Life is tough for a gaming CPU. The CPU often gets relegated to the background when its time for an upgrade with all the cash being hoarded for a new graphics card. That kinda makes sense given how CPU performance has been stagnating over the last decade. But VR is a different beast altogether. VR will bottleneck both your CPU and your GPU.
Do I even need a CPU upgrade?
Do. Not. Trust. Windows Task Manager.
The Task Manager has a fatal flaw. It tells you the average utilisation over a period which can be very misleading. For example, let’s say your CPU reaches 100% utilisation (and bottlenecks) for the first half of a second and 0% for the second half of the second. Windows Task manager will show you the average utilisation of 50%.

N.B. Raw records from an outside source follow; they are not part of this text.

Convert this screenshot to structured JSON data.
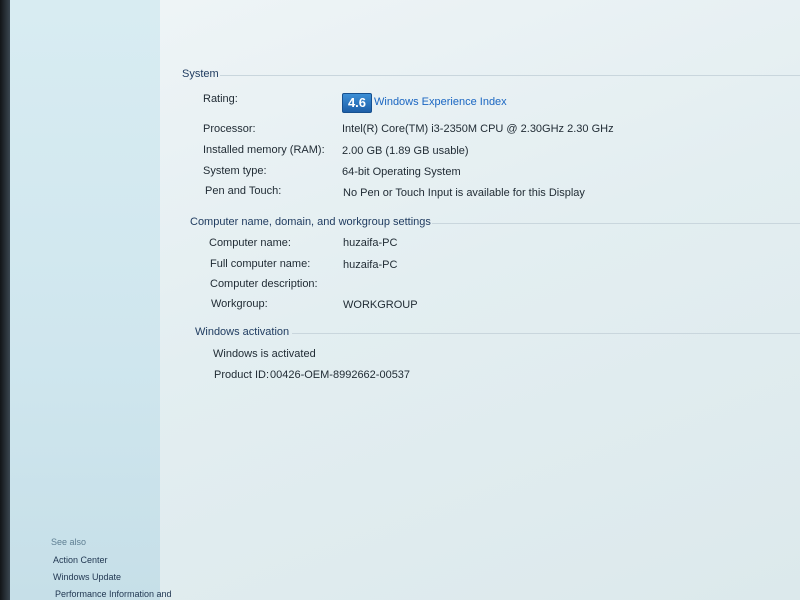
{
  "system": {
    "title": "System",
    "rating": {
      "label": "Rating:",
      "score": "4.6",
      "link": "Windows Experience Index"
    },
    "processor": {
      "label": "Processor:",
      "value": "Intel(R) Core(TM) i3-2350M CPU @ 2.30GHz   2.30 GHz"
    },
    "memory": {
      "label": "Installed memory (RAM):",
      "value": "2.00 GB (1.89 GB usable)"
    },
    "type": {
      "label": "System type:",
      "value": "64-bit Operating System"
    },
    "pen": {
      "label": "Pen and Touch:",
      "value": "No Pen or Touch Input is available for this Display"
    }
  },
  "computer": {
    "title": "Computer name, domain, and workgroup settings",
    "name": {
      "label": "Computer name:",
      "value": "huzaifa-PC"
    },
    "full_name": {
      "label": "Full computer name:",
      "value": "huzaifa-PC"
    },
    "description": {
      "label": "Computer description:",
      "value": ""
    },
    "workgroup": {
      "label": "Workgroup:",
      "value": "WORKGROUP"
    }
  },
  "activation": {
    "title": "Windows activation",
    "status": "Windows is activated",
    "product_id_label": "Product ID:",
    "product_id": "00426-OEM-8992662-00537"
  },
  "see_also": {
    "title": "See also",
    "items": [
      "Action Center",
      "Windows Update",
      "Performance Information and"
    ]
  }
}
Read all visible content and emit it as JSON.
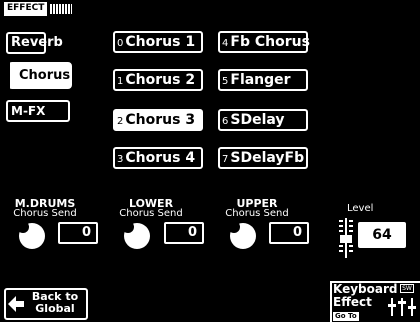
{
  "header": {
    "title": "EFFECT"
  },
  "tabs": [
    {
      "label": "Reverb",
      "selected": false
    },
    {
      "label": "Chorus",
      "selected": true
    },
    {
      "label": "M-FX",
      "selected": false
    }
  ],
  "chorus_types": [
    {
      "num": "0",
      "label": "Chorus 1",
      "selected": false
    },
    {
      "num": "1",
      "label": "Chorus 2",
      "selected": false
    },
    {
      "num": "2",
      "label": "Chorus 3",
      "selected": true
    },
    {
      "num": "3",
      "label": "Chorus 4",
      "selected": false
    },
    {
      "num": "4",
      "label": "Fb Chorus",
      "selected": false
    },
    {
      "num": "5",
      "label": "Flanger",
      "selected": false
    },
    {
      "num": "6",
      "label": "SDelay",
      "selected": false
    },
    {
      "num": "7",
      "label": "SDelayFb",
      "selected": false
    }
  ],
  "sends": [
    {
      "title": "M.DRUMS",
      "sub": "Chorus Send",
      "value": "0"
    },
    {
      "title": "LOWER",
      "sub": "Chorus Send",
      "value": "0"
    },
    {
      "title": "UPPER",
      "sub": "Chorus Send",
      "value": "0"
    }
  ],
  "level": {
    "label": "Level",
    "value": "64"
  },
  "back_button": {
    "line1": "Back to",
    "line2": "Global"
  },
  "keyboard_effect": {
    "line1": "Keyboard",
    "line2": "Effect",
    "goto": "Go To",
    "icon_text": "SW"
  },
  "colors": {
    "background": "#000000",
    "foreground": "#ffffff"
  }
}
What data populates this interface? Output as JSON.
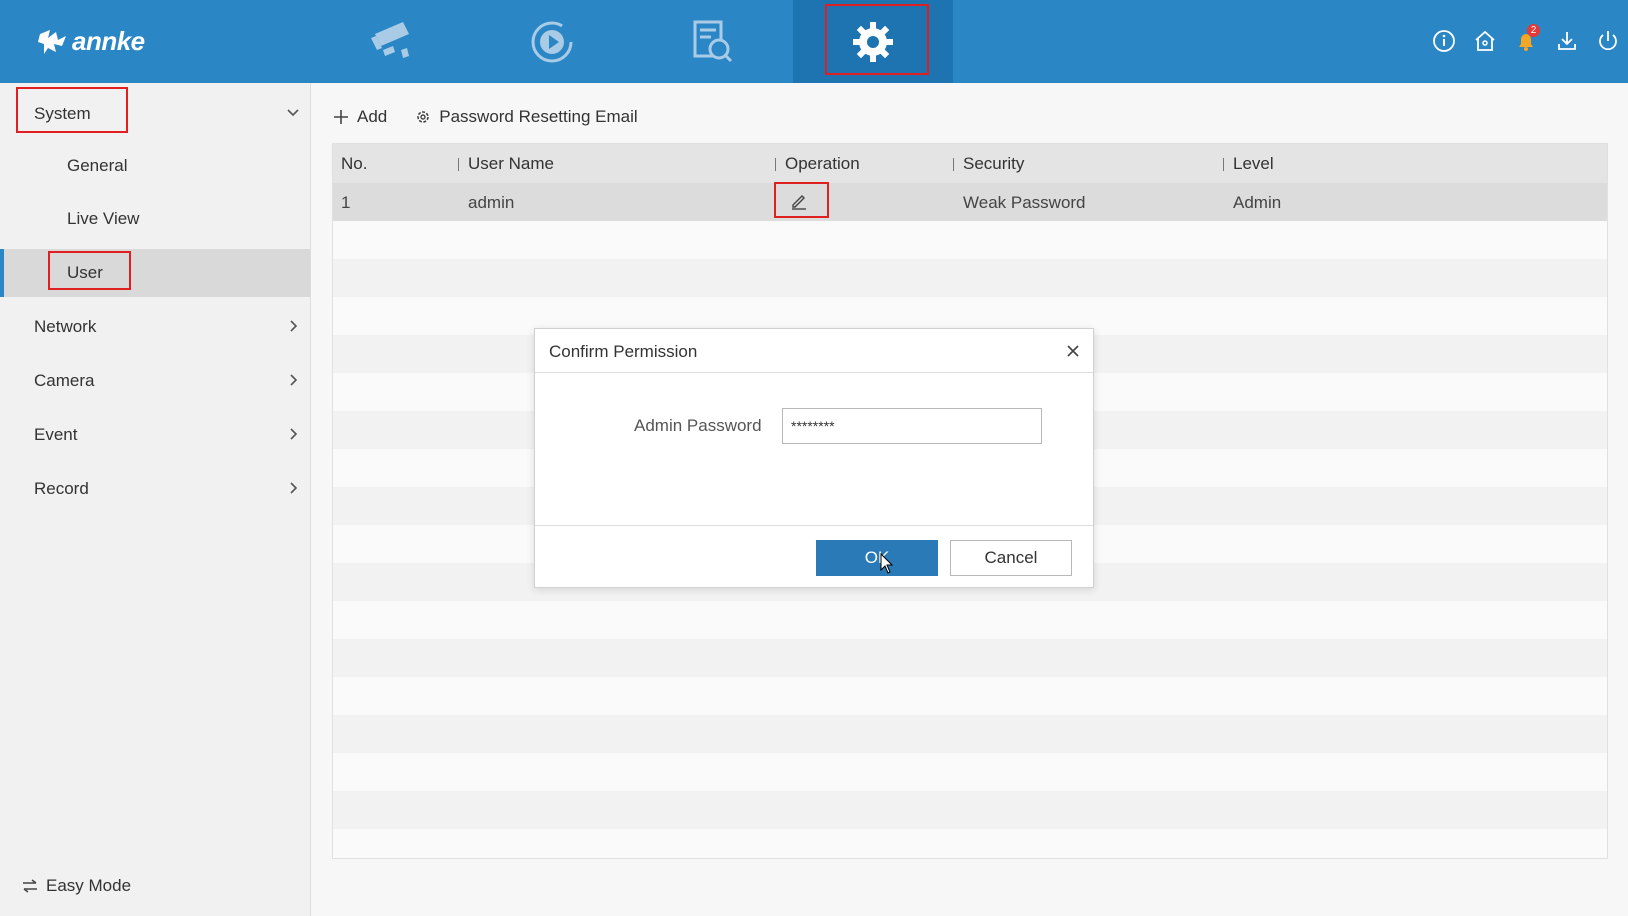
{
  "brand": {
    "name": "annke"
  },
  "topbar": {
    "tabs": [
      {
        "name": "live-view",
        "icon": "camera-icon"
      },
      {
        "name": "playback",
        "icon": "playback-icon"
      },
      {
        "name": "search",
        "icon": "file-search-icon"
      },
      {
        "name": "configuration",
        "icon": "gear-icon",
        "active": true
      }
    ],
    "actions": [
      {
        "icon": "info-icon"
      },
      {
        "icon": "home-icon"
      },
      {
        "icon": "bell-icon",
        "badge": "2"
      },
      {
        "icon": "download-icon"
      },
      {
        "icon": "power-icon"
      }
    ]
  },
  "sidebar": {
    "system": "System",
    "general": "General",
    "live_view": "Live View",
    "user": "User",
    "network": "Network",
    "camera": "Camera",
    "event": "Event",
    "record": "Record",
    "easy_mode": "Easy Mode"
  },
  "toolbar": {
    "add": "Add",
    "password_reset_email": "Password Resetting Email"
  },
  "table": {
    "headers": {
      "no": "No.",
      "user_name": "User Name",
      "operation": "Operation",
      "security": "Security",
      "level": "Level"
    },
    "rows": [
      {
        "no": "1",
        "user_name": "admin",
        "security": "Weak Password",
        "level": "Admin"
      }
    ]
  },
  "dialog": {
    "title": "Confirm Permission",
    "field_label": "Admin Password",
    "field_value": "********",
    "ok": "OK",
    "cancel": "Cancel"
  },
  "colors": {
    "header_blue": "#2a86c5",
    "active_tab_blue": "#1e74b0",
    "ok_button": "#2a7ab8",
    "highlight_red": "#e02020",
    "badge_red": "#e53935"
  }
}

So you will think its all fine but you will start to lose frames. In order to see actual CPU utilisation, you need to use Windows Performance Toolkit which can show you the utilisation at the milii or microsecond level.
Check this screenshot from Windows Performance Toolkit:
You are looking at CPU utilization over the course of 0.01 seconds (horizontal axis). As you can clearly see, the CPU is reaching 100% and bottlenecking for microseconds. But Task Manager will show the average and the average in this graph would probably be closer to 30% or something like that.
Another issue that gives misleading information is something called thread hopping. What happens is that Windows may shift a task from Core 1 to Core 2 (to allow core 1 to cool down) several times a second.
So when you look at the average utilisation both Core 1 and Core 2 seem to be utilised equally. But that is the result of averaging and at any given time its just a single core that is being used.
Some games do use multiple cores but not optimally. Most of the time you see even utilisation across all cores, it’s because of thread hopping and averaging of the results.
Best CPUs for VR?
Given all of the above issues, you need maximum single core performance for VR. Even non-VR games hardly benefit from multi-core setups. Sorry AMD fans.
AMD does give you more bang for the buck though. But having more cores is not all that helpful.
You need the fastest single core possible. Remember this core mantra.
Based on all of my research, these are the best CPU’s I recommend for VR.
1. Best Premium CPU
- 10 Cores / 20 Threads
- Socket type LGA 1200
5 GHz Baby! The 10900K is a beast of a CPU and the best CPU for VR gaming that money can buy. Its also a significant improvements over its predecessor – the 9900K which ran hot and was slightly overpriced. The 10900K has the best single-core performance out of all reasonably priced CPUs out there. That makes it the undisputed champion of CPUs for VR gaming!
Just a general word of advice on overclocking – go slow on the voltages. Even a tiny voltage increase can increase temps massively and decrease CPU life.
2. “Sweet Spot” CPU Option
- 8 Cores / 8 Threads
- 3.60 GHz up to 4.90 GHz / 12 MB Cache
I like the 9700K (which boosts to 4.9 GHz) because it is only marginally slower than the 9900K while being significantly cheaper. Personally, I think the difference in performance should not be noticeable on most VR games other than those resource hogging flight simulators which is what I mostly play.
The 9700K does not have hyper threading and that doesn’t matter for VR or gaming in general. Hyper threading just splits normal physical cores into more virtual cores which is useless for games because they barely make use of the existing cores anyway.
The REAL difference would be that the 9900K chips are likely to overclock a bit higher (and guarantee 5 GHz) than the 9700K but that might not be worth the price difference.
3. Value for Money Options
- The world's most advanced processor in the desktop PC gaming segment
- Can deliver ultra-fast 100+ FPS performance in the world's most popular games system memory...
I like AMD. I really do. But when it comes to single core performance, the Intel’s just do it better.
But Ryzens are the clear champions when it comes to value for money (and also when you need to do non-gaming stuff like video rendering etc. but this is a VR gaming article).
This is still a decent CPU for VR gaming and you might not even notice the difference for most VR games. The premium options are meant for enthusiasts who want to squeeze out that last 10% extra bit of performance.